DysTract

Dystract is a national Dystonia Research Network funded by the Federal Ministry of Education and Research in Germany.

The Dystonia Translational Research and Therapy Consortium: DysTract  is led by Prof. Klein (Lübeck) and Prof. Volkmann (Würzburg). We represent a number of German university hospitals and research institutes perfoming research on dystonia issues. The overall aim of the consortium is to improve the clinical management of persons with the rare disorder dystonia based on sound scientific evidence and eventually pave the path to a curative treatment as a future perspective. Currently ten different projects (P1-10) are part of the research program of our consortium.

To improve the clinical management, a clinical study (P1, Prof. Volkmann, Würzburg) will be performed comparing DBS to botulinum toxin injection and a German Dystonia Registry (P2, Prof. Klein, Lübeck) will be established. These two core projects will exchange data and patients and are connected and supported by the IT platform (P3, G. Antony, Marburg).

These core projects will be fed and interact with four groups of subprojects.

First, there is the genetic project (P5, K. Lohmann, Lübeck) that aims at elucidation of novel genetic causes of dystonia. P5 will use samples from German Dystonia Registry and feed back the respective genetic information.

The clinical projects will closely collaborate, focus on different genetic and non-genetic forms of dystonia, and use a large spectrum of multimodal investigations. They aim at the definition of endophenotypes by neurophysiological and structural neuroimaging (P8, A. Münchau, Lübeck), at the elucidation of network activity in dystonia (P9, A. Kühn, Berlin), and the classification of endogenous (genetic) and exogenous (environmental) triggers on patients with musician´s dystonia as an example (P10, E. Altenmüller, Hannover).

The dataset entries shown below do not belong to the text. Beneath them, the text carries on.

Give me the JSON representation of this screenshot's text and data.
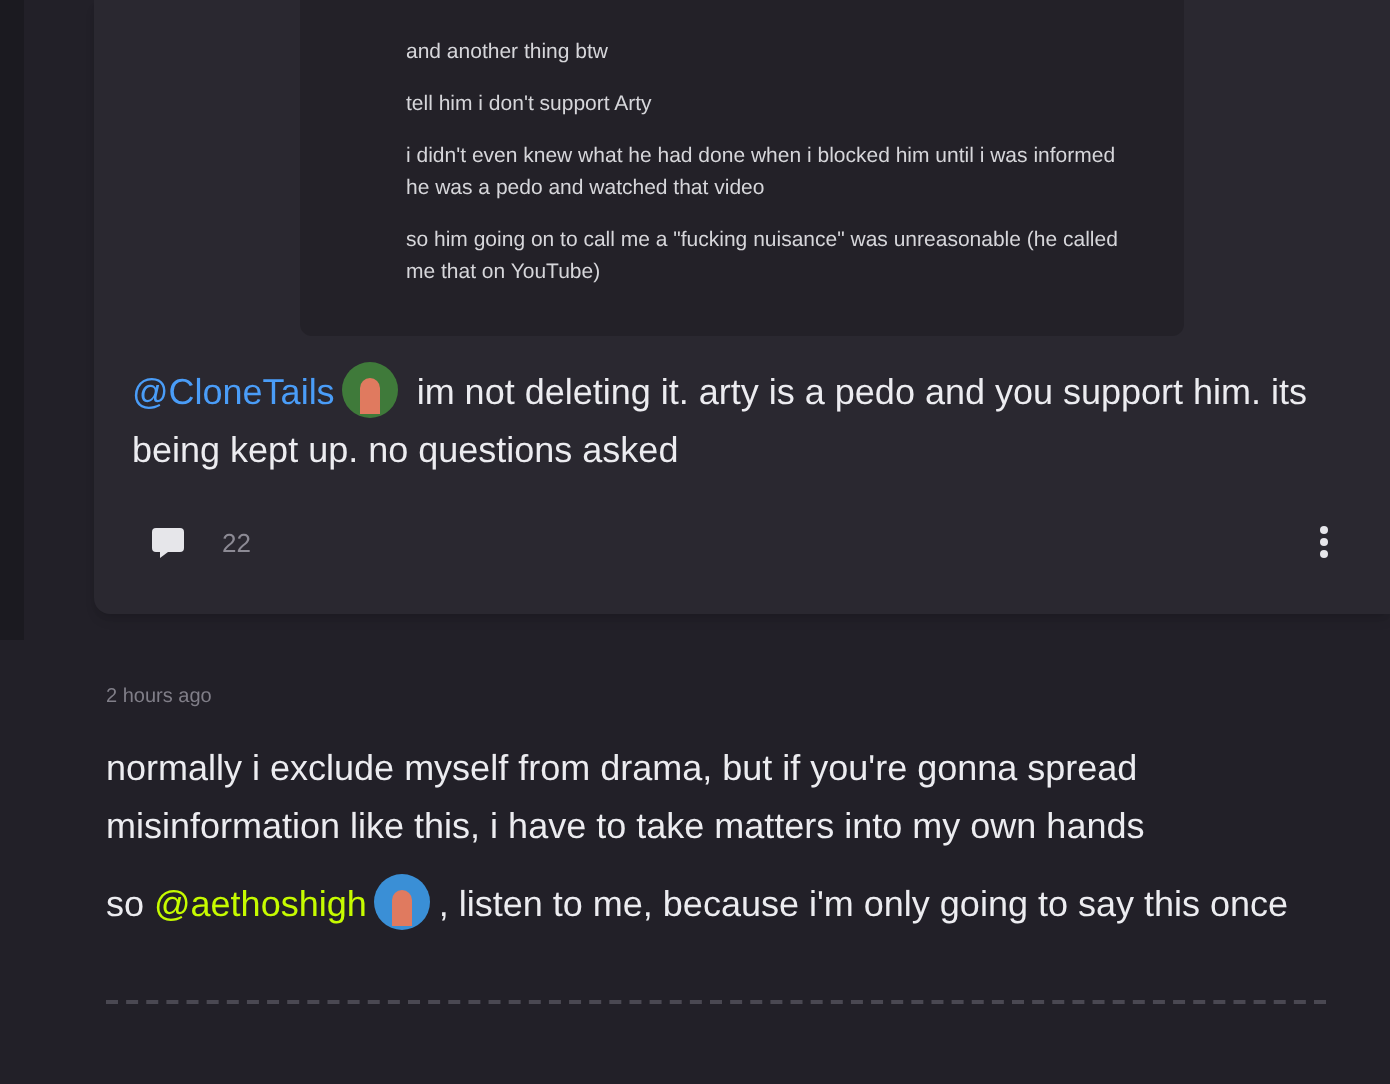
{
  "quoted_post": {
    "lines": [
      "and another thing btw",
      "tell him i don't support Arty",
      "i didn't even knew what he had done when i blocked him until i was informed he was a pedo and watched that video",
      "so him going on to call me a \"fucking nuisance\" was unreasonable (he called me that on YouTube)"
    ]
  },
  "reply": {
    "message": [
      {
        "kind": "mention",
        "text": "@CloneTails",
        "color": "#4a9df8"
      },
      {
        "kind": "avatar",
        "color": "#3f7a3a"
      },
      {
        "kind": "text",
        "text": " im not deleting it. arty is a pedo and you support him. its being kept up. no questions asked"
      }
    ],
    "comment_count": "22"
  },
  "post": {
    "time": "2 hours ago",
    "paragraphs": [
      [
        {
          "kind": "text",
          "text": "normally i exclude myself from drama, but if you're gonna spread misinformation like this, i have to take matters into my own hands"
        }
      ],
      [
        {
          "kind": "text",
          "text": "so "
        },
        {
          "kind": "mention",
          "text": "@aethoshigh",
          "color": "#c6fb00"
        },
        {
          "kind": "avatar",
          "color": "#3a8fd6"
        },
        {
          "kind": "text",
          "text": ", listen to me, because i'm only going to say this once"
        }
      ]
    ]
  }
}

In addition, there will be two different model systems used to better understand the pathophysiology of dystonia, i.e. cellular (P4, P. Seibler, Lübeck) and animal models (P6 and P7, M. Sendtner und C. W. Ip, Würzburg). In SP7, we will partly address the same research questions as in SP8-10 but use dystonic rats and mice for investigations. SP6 will serve as a resource for transgenic mice and rats and aims at the characterization of the synaptic architecture in these animals. The results from the studies in animals may impact on the clinical study (P1) and vice versa.

Finally, fibroblasts, iPS cells and iPS cell-derived neurons (P4) will be used as cellular models to better understand the molecular changes leading to dystonia. In future, these cells might serve as a test platform for the evaluation of novel, preferably curative therapeutics.